Nous retrouvons alors la vieille doctrine du maintien de l’ordre, celle qui avait cours à Alger ou dans ses suites en Amérique latine avec toutefois des méthodes moins expéditives, celles qui faisaient par exemple dire à Jacques Hogard dans "Tactique et stratégie dans la guerre révolutionnaire"  : « le processus de la guerre révolutionnaire peut être bloqué d’autant plus facilement que l’on s’y prend plus tôt, cette bataille d’arrêt repose sur l’omniprésence des forces de l’ordre ». Les quartiers sont selon ce principe envahis par des légions bleues marines qui frappent un grand coup et se retirent après avoir réalisé leur lot symbolique d’arrestations, le tout sous le regard de caméras qui ramènent d’utiles images pour mater par procuration ceux qui seraient tentés de suivre le mouvement ou pour dé-crédibiliser les émeutiers par la production de quelques images chocs aux actualités.

Pourtant le mieux serait de reprendre cette théorie du symptôme et de nous demander, comme nous invitent à le faire les deux sociologues, de quoi ces événements en sont la marque. Nous pourrions alors comprendre qu’ils le sont d’un ensemble de phénomènes sur lesquels nous pourrions agir avec ces populations, nous organisant selon les tactiques du rassemblement en front pour constituer un véritable front populaire qui bien plus qu’une alliance ouverte à des secteurs de la bourgeoisie anti-européenne, pourrait ouvrir une véritable alternative politique.

Car enfin, comme nous l’indiquait déjà dans les années 2000, Nicolas Beau et Michel Pialoux, ces phénomènes qui affectent en priorité les classes populaires depuis une vingtaine d’année, sont ceux du chômage de masse, de la précarité, de l’affaiblissement des mécanismes de défense collective au travail, de l’effondrement d’une représentation politique proprement ouvrière, de la relégation spatiale des familles les plus pauvres dans des zones de résidence sur des bases ethno-raciales, etc.

Il s’agit en sommes de processus que les auteurs regroupaient sous l’expression « déstructuration et décomposition du groupe ouvrier », déstructuration de ce groupe qui « structurait et agrégeait autour de lui autour de ses acquis et de ses valeurs, de ses représentants syndicaux et politiques, les autres fractions des classes populaires ». Processus qu’il faut stopper pour repartir de l’avant dans un nouveau mouvement d’unification des classes populaires. De ce point de vue, l’hommage rendu par « les indigènes de la république » nous indique quelles sont les figures dans lesquelles ces fractions peuvent se reconnaître, pour se rassembler et reprendre le flambeau de la lutte, "plus forts, plus expérimentés, plus unis, plus conscients encore que ceux qui les avaient précédés", afin de poursuivre "avec des millions d’autres, la lutte séculaire des exploités, des opprimés, des damnés de la terre" pour que naisse enfin selon les vœux d’Henri Alleg « un autre monde, un monde de vraie liberté, de vraie fraternité ».

Gilbert Remond

1) Mémoire algérienne, Henri Alleg , chez Stock.

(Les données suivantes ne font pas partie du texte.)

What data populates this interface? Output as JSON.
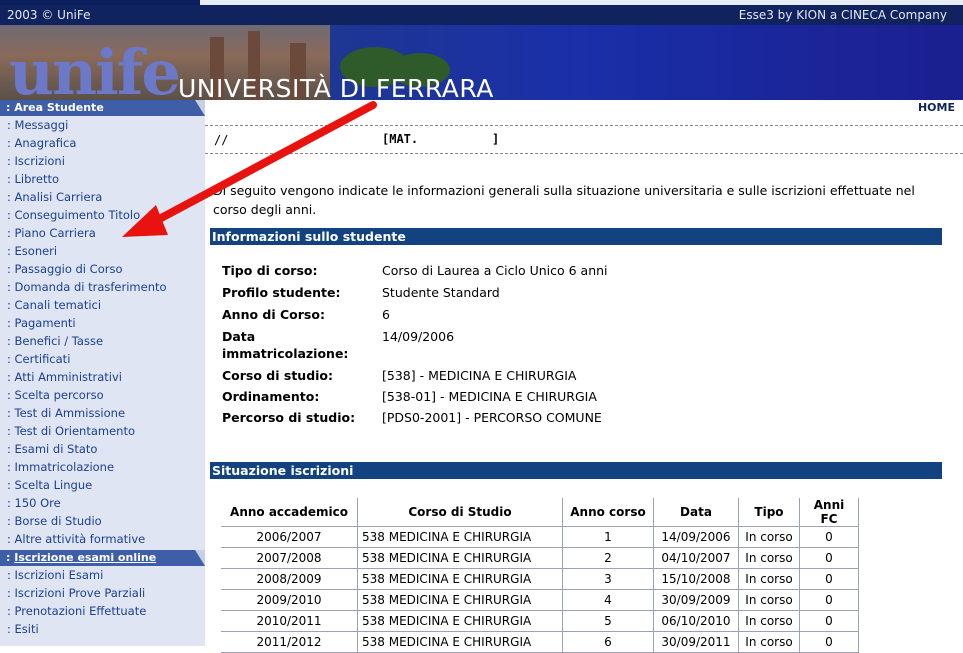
{
  "header": {
    "copyright": "2003 © UniFe",
    "vendor": "Esse3 by KION a CINECA Company",
    "logo": "unife",
    "university": "UNIVERSITÀ DI FERRARA",
    "home": "HOME"
  },
  "sidebar": {
    "area_title": ": Area Studente",
    "items": [
      ": Messaggi",
      ": Anagrafica",
      ": Iscrizioni",
      ": Libretto",
      ": Analisi Carriera",
      ": Conseguimento Titolo",
      ": Piano Carriera",
      ": Esoneri",
      ": Passaggio di Corso",
      ": Domanda di trasferimento",
      ": Canali tematici",
      ": Pagamenti",
      ": Benefici / Tasse",
      ": Certificati",
      ": Atti Amministrativi",
      ": Scelta percorso",
      ": Test di Ammissione",
      ": Test di Orientamento",
      ": Esami di Stato",
      ": Immatricolazione",
      ": Scelta Lingue",
      ": 150 Ore",
      ": Borse di Studio",
      ": Altre attività formative"
    ],
    "exam_title": "Iscrizione esami online",
    "exam_prefix": ": ",
    "exam_items": [
      ": Iscrizioni Esami",
      ": Iscrizioni Prove Parziali",
      ": Prenotazioni Effettuate",
      ": Esiti"
    ]
  },
  "student": {
    "slashes": "//",
    "mat_label": "[MAT.",
    "mat_close": "]"
  },
  "intro": "Di seguito vengono indicate le informazioni generali sulla situazione universitaria e sulle iscrizioni effettuate nel corso degli anni.",
  "info_section": "Informazioni sullo studente",
  "info": {
    "tipo_label": "Tipo di corso:",
    "tipo": "Corso di Laurea a Ciclo Unico 6 anni",
    "profilo_label": "Profilo studente:",
    "profilo": "Studente Standard",
    "anno_label": "Anno di Corso:",
    "anno": "6",
    "data_label1": "Data",
    "data_label2": "immatricolazione:",
    "data": "14/09/2006",
    "corso_label": "Corso di studio:",
    "corso": "[538] - MEDICINA E CHIRURGIA",
    "ord_label": "Ordinamento:",
    "ord": "[538-01] - MEDICINA E CHIRURGIA",
    "perc_label": "Percorso di studio:",
    "perc": "[PDS0-2001] - PERCORSO COMUNE"
  },
  "iscr_section": "Situazione iscrizioni",
  "table": {
    "headers": [
      "Anno accademico",
      "Corso di Studio",
      "Anno corso",
      "Data",
      "Tipo",
      "Anni FC"
    ],
    "rows": [
      [
        "2006/2007",
        "538 MEDICINA E CHIRURGIA",
        "1",
        "14/09/2006",
        "In corso",
        "0"
      ],
      [
        "2007/2008",
        "538 MEDICINA E CHIRURGIA",
        "2",
        "04/10/2007",
        "In corso",
        "0"
      ],
      [
        "2008/2009",
        "538 MEDICINA E CHIRURGIA",
        "3",
        "15/10/2008",
        "In corso",
        "0"
      ],
      [
        "2009/2010",
        "538 MEDICINA E CHIRURGIA",
        "4",
        "30/09/2009",
        "In corso",
        "0"
      ],
      [
        "2010/2011",
        "538 MEDICINA E CHIRURGIA",
        "5",
        "06/10/2010",
        "In corso",
        "0"
      ],
      [
        "2011/2012",
        "538 MEDICINA E CHIRURGIA",
        "6",
        "30/09/2011",
        "In corso",
        "0"
      ]
    ]
  },
  "annotation_color": "#e8130f"
}
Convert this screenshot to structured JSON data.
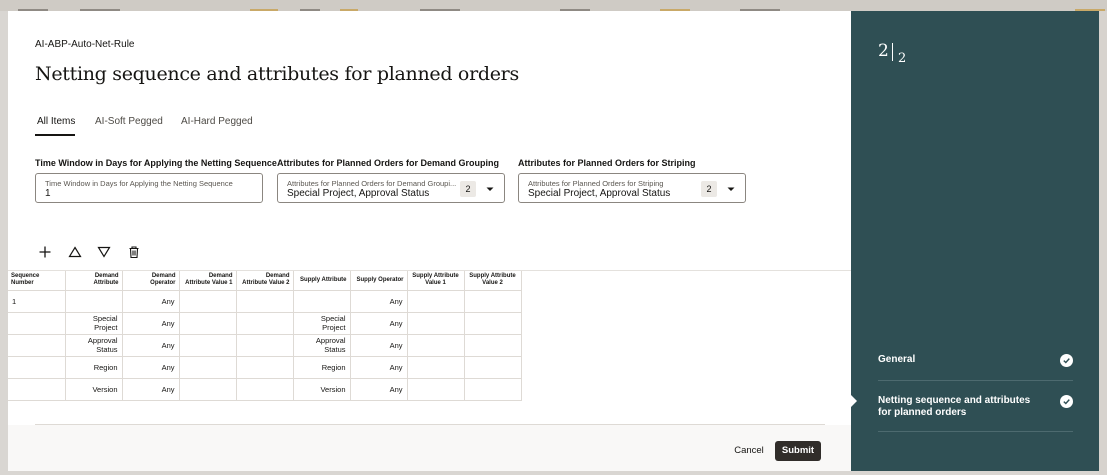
{
  "rule_name": "AI-ABP-Auto-Net-Rule",
  "page_title": "Netting sequence and attributes for planned orders",
  "tabs": [
    {
      "label": "All Items",
      "active": true
    },
    {
      "label": "AI-Soft Pegged",
      "active": false
    },
    {
      "label": "AI-Hard Pegged",
      "active": false
    }
  ],
  "fields": {
    "time_window": {
      "label": "Time Window in Days for Applying the Netting Sequence",
      "inner_label": "Time Window in Days for Applying the Netting Sequence",
      "value": "1"
    },
    "demand_grouping": {
      "label": "Attributes for Planned Orders for Demand Grouping",
      "inner_label": "Attributes for Planned Orders for Demand Groupi...",
      "value": "Special Project, Approval Status",
      "count": "2"
    },
    "striping": {
      "label": "Attributes for Planned Orders for Striping",
      "inner_label": "Attributes for Planned Orders for Striping",
      "value": "Special Project, Approval Status",
      "count": "2"
    }
  },
  "toolbar": {
    "add_icon": "plus-icon",
    "move_up_icon": "triangle-up-icon",
    "move_down_icon": "triangle-down-icon",
    "delete_icon": "trash-icon"
  },
  "grid": {
    "headers": [
      "Sequence Number",
      "Demand Attribute",
      "Demand Operator",
      "Demand Attribute Value 1",
      "Demand Attribute Value 2",
      "Supply Attribute",
      "Supply Operator",
      "Supply Attribute Value 1",
      "Supply Attribute Value 2"
    ],
    "rows": [
      [
        "1",
        "",
        "Any",
        "",
        "",
        "",
        "Any",
        "",
        ""
      ],
      [
        "",
        "Special Project",
        "Any",
        "",
        "",
        "Special Project",
        "Any",
        "",
        ""
      ],
      [
        "",
        "Approval Status",
        "Any",
        "",
        "",
        "Approval Status",
        "Any",
        "",
        ""
      ],
      [
        "",
        "Region",
        "Any",
        "",
        "",
        "Region",
        "Any",
        "",
        ""
      ],
      [
        "",
        "Version",
        "Any",
        "",
        "",
        "Version",
        "Any",
        "",
        ""
      ]
    ]
  },
  "footer": {
    "cancel_label": "Cancel",
    "submit_label": "Submit"
  },
  "sidebar": {
    "current_page": "2",
    "total_pages": "2",
    "steps": [
      {
        "label": "General",
        "complete": true
      },
      {
        "label": "Netting sequence and attributes for planned orders",
        "complete": true
      }
    ]
  },
  "colors": {
    "sidebar_bg": "#2f4f54",
    "primary_button": "#312d2a",
    "text": "#161513"
  }
}
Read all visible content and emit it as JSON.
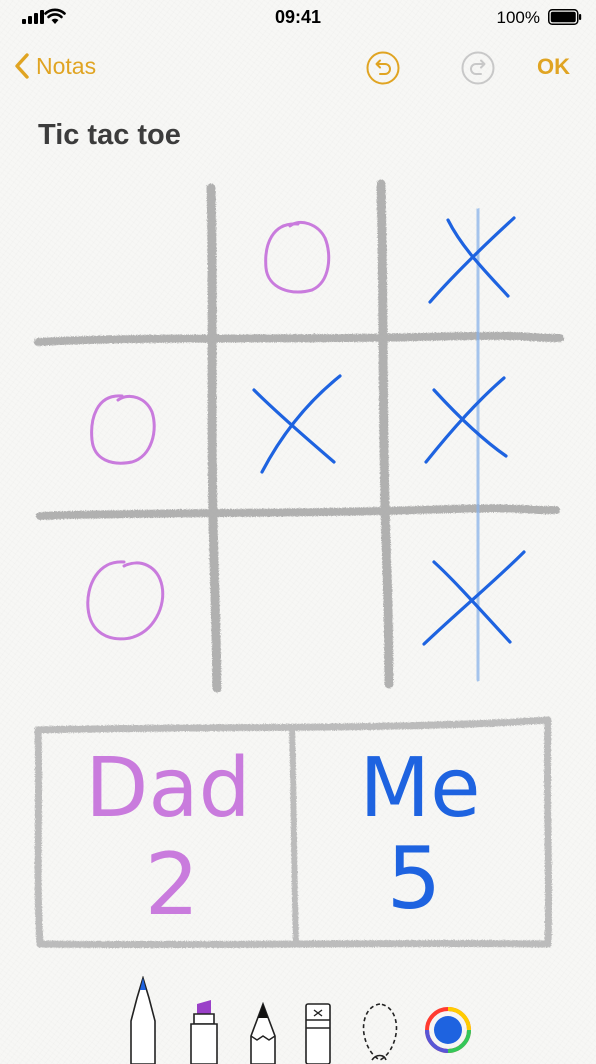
{
  "status": {
    "time": "09:41",
    "battery": "100%"
  },
  "nav": {
    "back_label": "Notas",
    "done_label": "OK"
  },
  "note": {
    "title": "Tic tac toe"
  },
  "board": {
    "rows": [
      [
        "",
        "O",
        "X"
      ],
      [
        "O",
        "X",
        "X"
      ],
      [
        "O",
        "",
        "X"
      ]
    ],
    "winning_line": "right-column"
  },
  "score": {
    "player1": {
      "name": "Dad",
      "score": "2",
      "color": "#c97bdd"
    },
    "player2": {
      "name": "Me",
      "score": "5",
      "color": "#1e63e0"
    }
  },
  "tools": {
    "items": [
      "pen",
      "marker",
      "pencil",
      "eraser",
      "lasso",
      "color-picker"
    ],
    "selected_color": "#1e63e0"
  }
}
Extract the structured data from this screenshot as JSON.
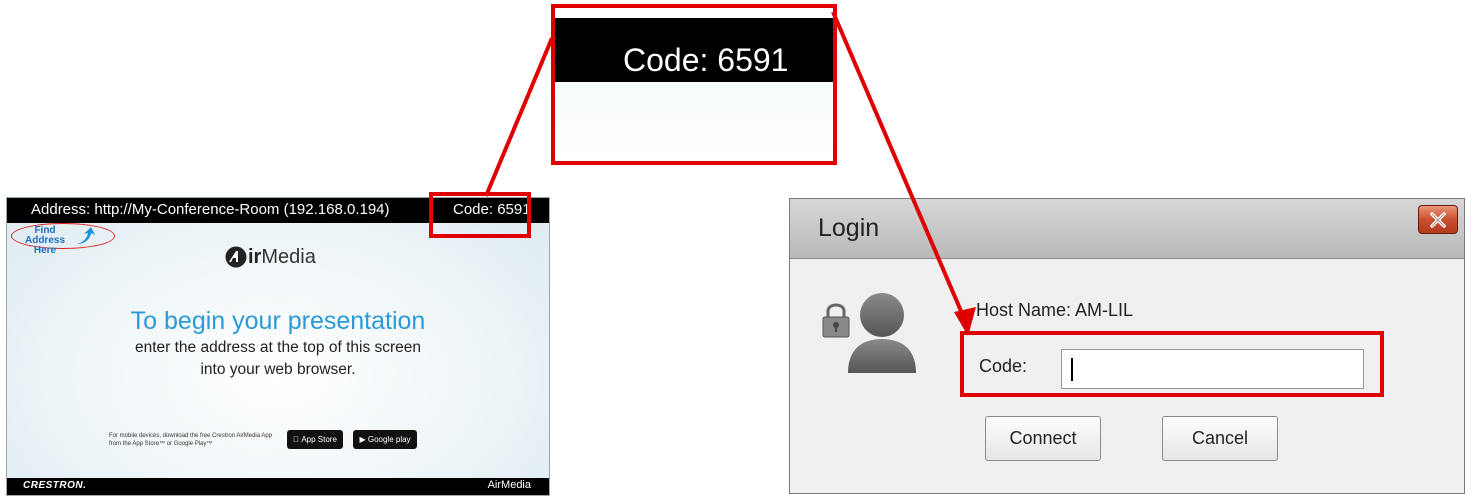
{
  "airmedia_screen": {
    "address": "Address: http://My-Conference-Room (192.168.0.194)",
    "code": "Code: 6591",
    "find_address_label": "Find Address Here",
    "logo_air": "ir",
    "logo_media": "Media",
    "headline": "To begin your presentation",
    "subline1": "enter the address at the top of this screen",
    "subline2": "into your web browser.",
    "mobile_text": "For mobile devices, download the free Crestron AirMedia App from the App Store™ or Google Play™",
    "app_store_badge": "App Store",
    "google_play_badge": "Google play",
    "footer_brand": "CRESTRON.",
    "footer_logo": "AirMedia"
  },
  "zoom": {
    "code": "Code: 6591"
  },
  "login_dialog": {
    "title": "Login",
    "host_name": "Host Name: AM-LIL",
    "code_label": "Code:",
    "code_value": "",
    "connect_label": "Connect",
    "cancel_label": "Cancel"
  },
  "colors": {
    "highlight": "#e00000",
    "headline_blue": "#2b9ad6",
    "close_button": "#c9502f"
  }
}
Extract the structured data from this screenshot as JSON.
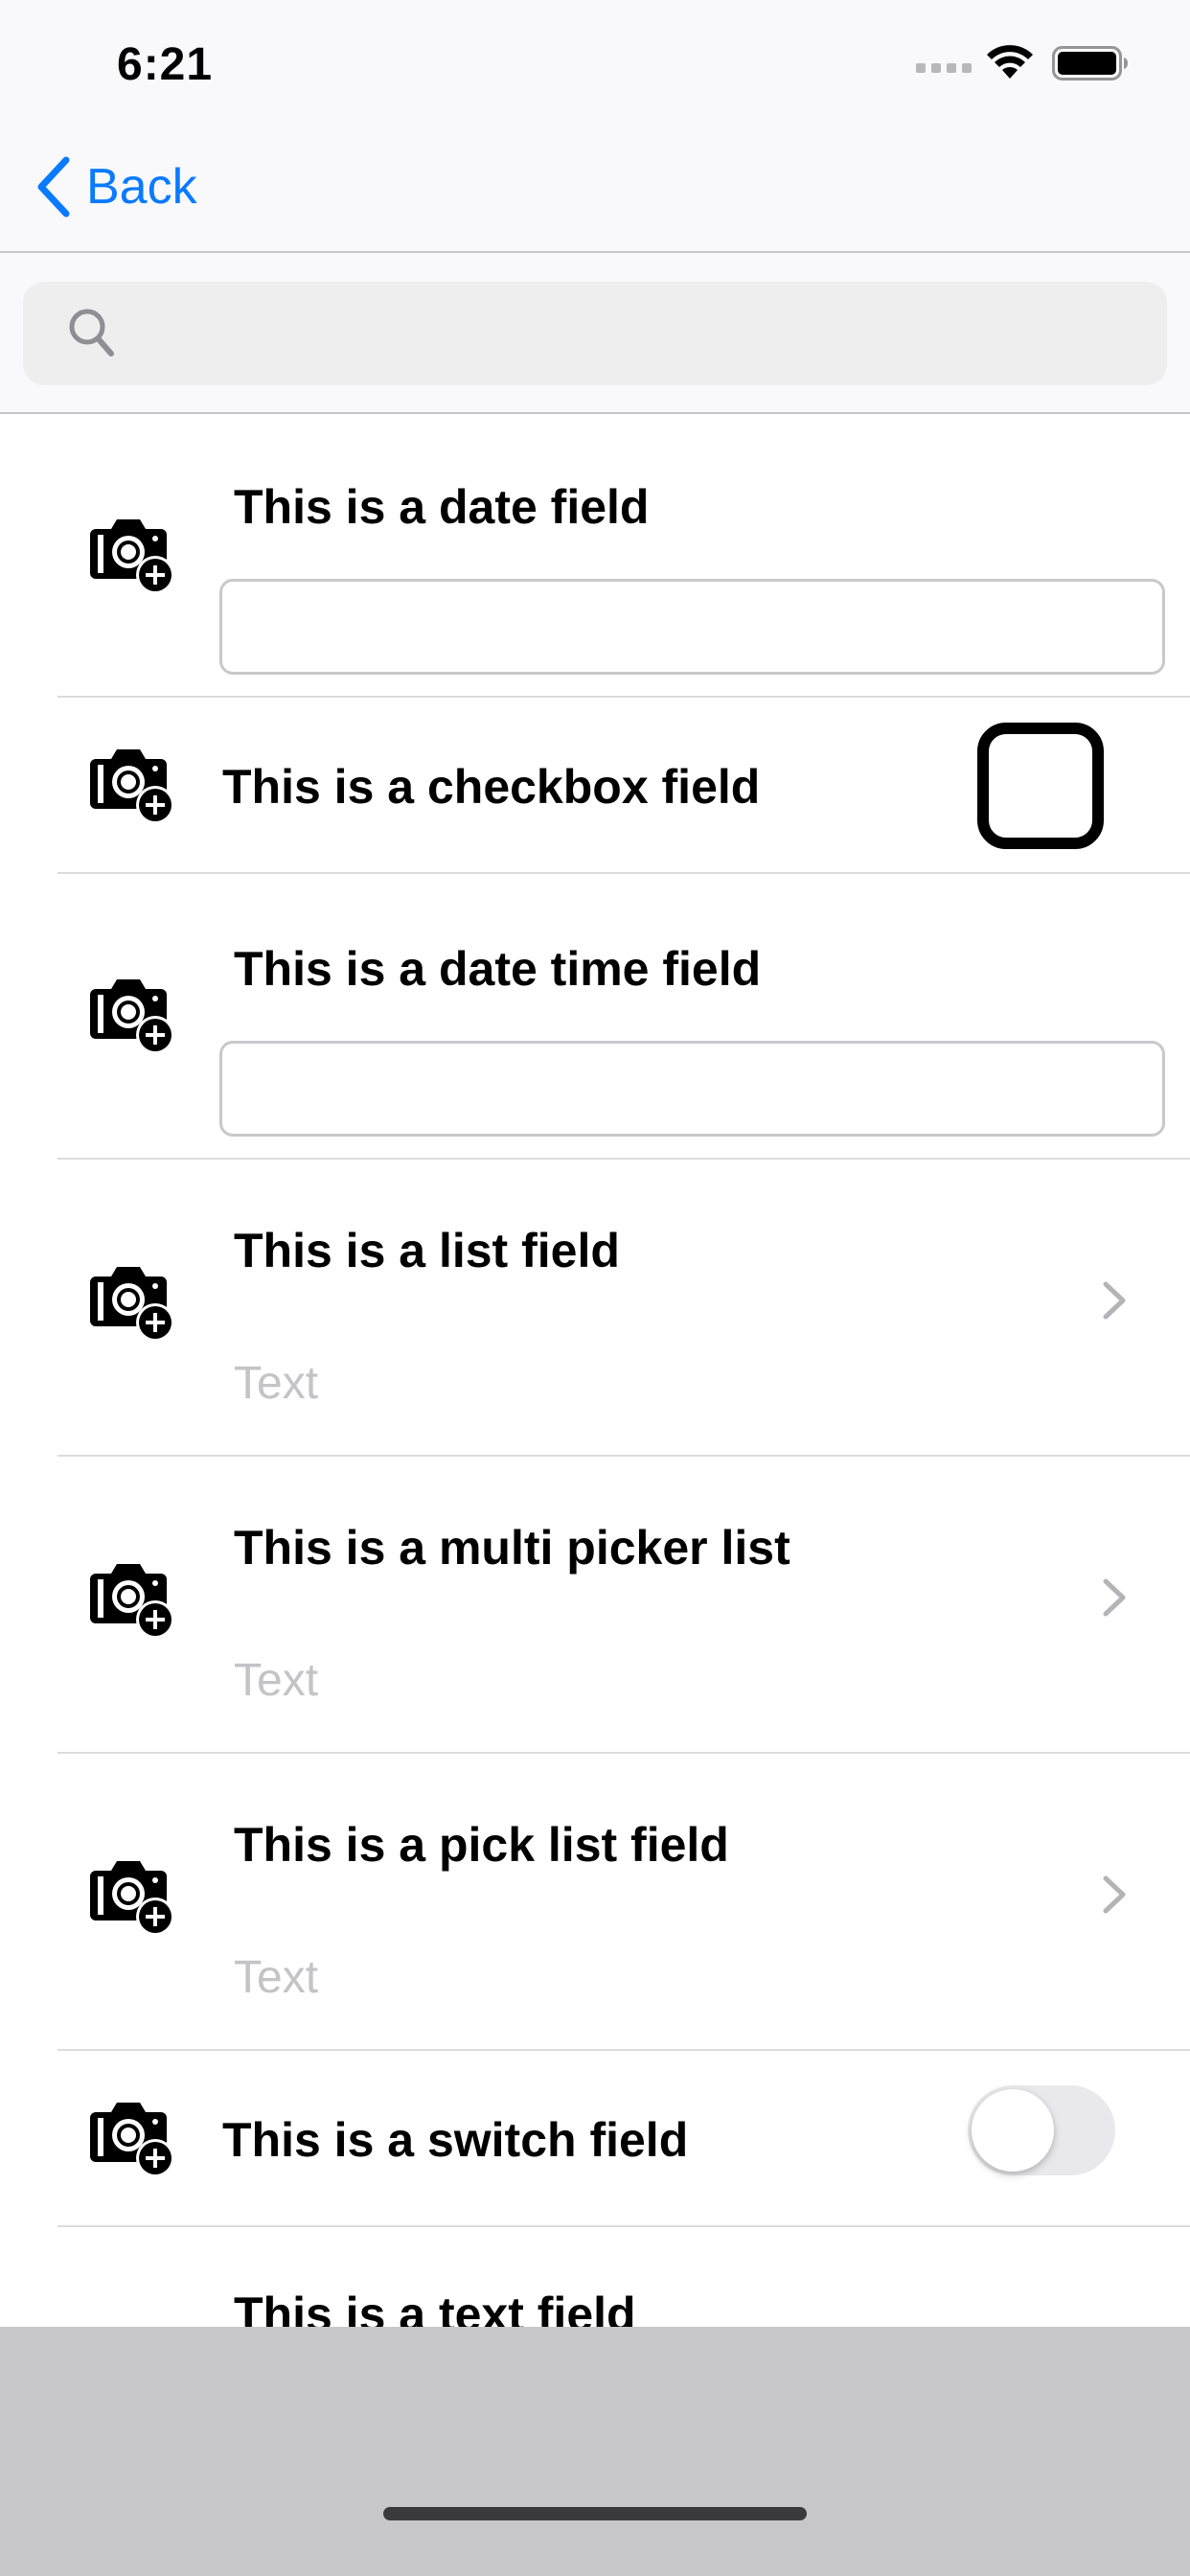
{
  "status_bar": {
    "time": "6:21"
  },
  "nav": {
    "back_label": "Back"
  },
  "search": {
    "value": "",
    "placeholder": ""
  },
  "fields": [
    {
      "type": "date",
      "label": "This is a date field",
      "value": ""
    },
    {
      "type": "checkbox",
      "label": "This is a checkbox field",
      "checked": false
    },
    {
      "type": "datetime",
      "label": "This is a date time field",
      "value": ""
    },
    {
      "type": "list",
      "label": "This is a list field",
      "value": "Text"
    },
    {
      "type": "multi-picker",
      "label": "This is a multi picker list",
      "value": "Text"
    },
    {
      "type": "picklist",
      "label": "This is a pick list field",
      "value": "Text"
    },
    {
      "type": "switch",
      "label": "This is a switch field",
      "on": false
    },
    {
      "type": "text",
      "label": "This is a text field"
    }
  ],
  "colors": {
    "accent": "#0a7aff",
    "placeholder": "#c4c4c7",
    "separator": "#dcdcdf"
  }
}
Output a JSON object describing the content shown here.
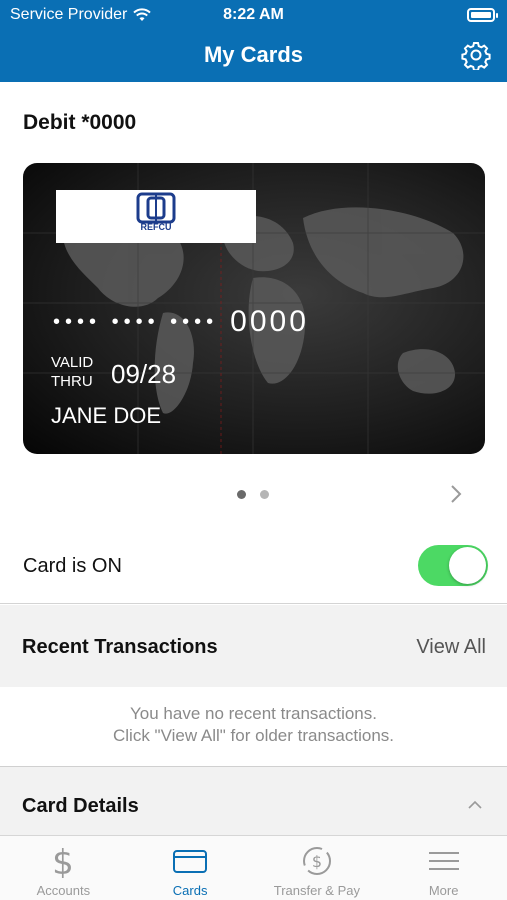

2) Les damnées de la terre, Frantz Fanon, chez Maspéro.

3) Violences urbaines, violence sociale, Stéphane Beaud, Michel Pialoux, chez Fayard.

4) Escadron de la mort, l’école française, Marie Robin, aux éditions La Découverte.

5) Les jours heureux, citoyens résistants d’hier et d’aujourd’hui, la découverte

6) L’établit Robert Linhart, édition de minuit.